«Jersey Boys». Alors qu’il espère toujours réaliser un remake d’«Une étoile est née» sur lequel il a longuement travaillé, Clint Eastwood se console avec un biopic musical sur The Four Seasons.
Grand mélomane devant l’Eternel, amateur de blues et pianiste à ses heures, Clint Eastwood avait envie de s’offrir un nouveau film musical, genre qu’il avait exploré à deux reprises dans les années 80, d’abord avec Honkytonk Man, sur un guitariste country en quête de reconnaissance, puis avec Bird, belle et sombre évocation du saxophoniste Charlie Parker. Pendant plusieurs années, il a travaillé sur un remake du classique de William A. Wellman, Une étoile est née (1937), qui avait déjà inspiré George Cukor en 1954 et Frank Pierson en 1976. Il a longtemps espéré que Beyoncé reprenne le rôle naguère tenu par Janet Gaynor, Judy Garland et enfin Barbra Streisand. Las, la star du R’n’B jetait l’éponge à l’automne 2012, quelques mois avant le début supposé du tournage.
Eastwood pensera alors à la chanteuse de jazz Esperanza Spalding pour la remplacer, avant de se résoudre à mettre le projet en stand-by mais de rester dans la musique pour réaliser Jersey Boys, adaptation ciné d’une comédie musicale créée à Broadway en 2005, et racontant l’histoire du chanteur Frankie Valli et des Four Seasons.
Illustration appliquée
Tout commence, en 1951 dans le New Jersey, par une adresse au spectateur. Tommy DeVito traverse la rue, fixe l’objectif et se fait narrateur. On se croirait chez Woody Allen. Dernier grand cinéaste classique, Eastwood surprend avec un pur effet de mise en scène, lui qui a toujours cherché à s’effacer derrière son sujet. Proche des milieux mafieux, Tommy introduit alors Frankie Valli, un jeune garçon à la voix haut perchée qu’il va recruter dans son groupe. Puis viendra la rencontre avec le compositeur Bob Gaudio, qui permettra au quatuor, rebaptisé The Four Seasons, de connaître le succès dès la seconde moitié des années 50 avec une musique mélodique à la croisée de la pop, du doo-wop et de la soul. Parmi les tubes des Four Seasons, December, 1963 (Oh, What a Night), qui sera adapté en français pour devenir Cette année-là, un des nombreux tubes de Claude François piqués à la culture populaire américaine.
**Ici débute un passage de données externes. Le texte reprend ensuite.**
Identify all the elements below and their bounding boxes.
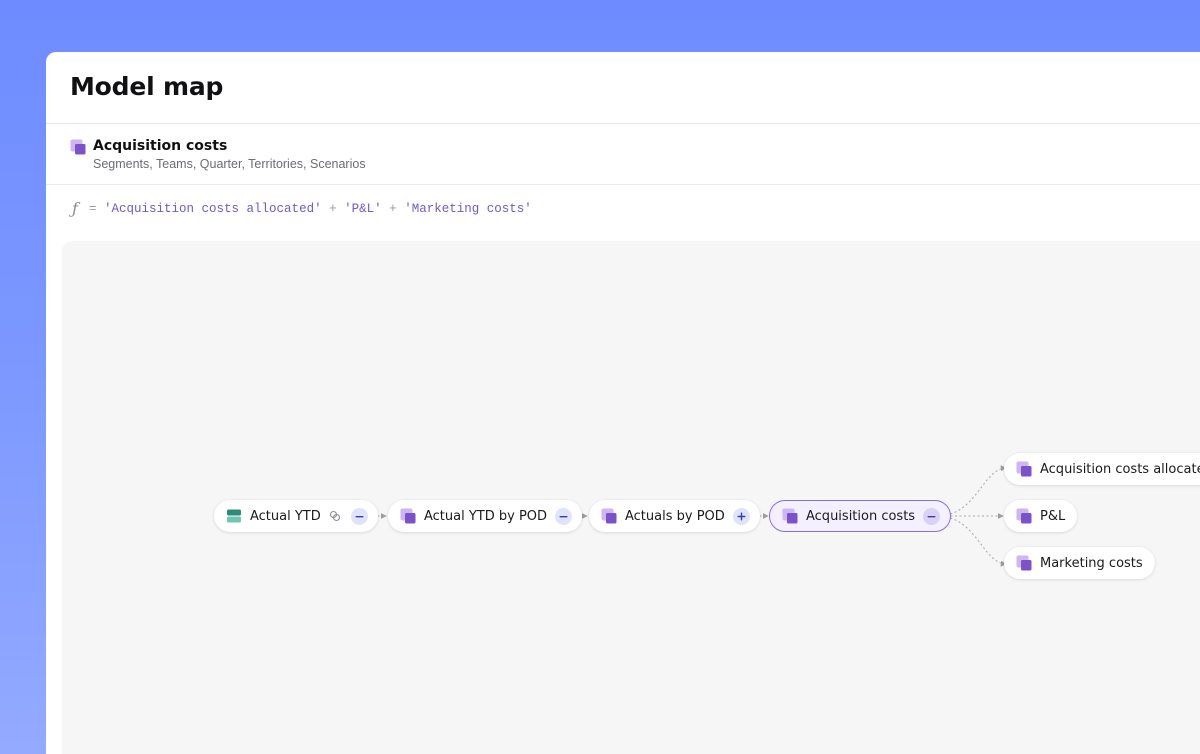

Débuts dans les bars, premiers succès, conflits d’ego, grandeur et décadence: Jersey Boys obéit à un programme classique et déroule son récit de manière chronologique. Eastwood est sur des rails et ne sort jamais du programme qu’il s’est fixé, à savoir raconter l’histoire de Frankie Valli et des Four Seasons sans jamais chercher à dépasser le stade de l’illustration appliquée, peut-être pour mieux rappeler qu’elle est née sur les planches.
Jersey Boys est assurément le film le plus léger jamais réalisé par Eastwood, à l’image du personnage de Gyp DeCarlo, un parrain que Christopher Walken incarne avec une totale décontraction. Il manque souvent d’épaisseur, comme si le réalisateur avait voulu laisser la vedette aux seules chansons des Four Seasons. Paresseux, l’ami Clint? Peut-être, si ce n’est que le film est traversé par une mélancolie diffuse qui rend ses faiblesses, au final, profondément attachantes.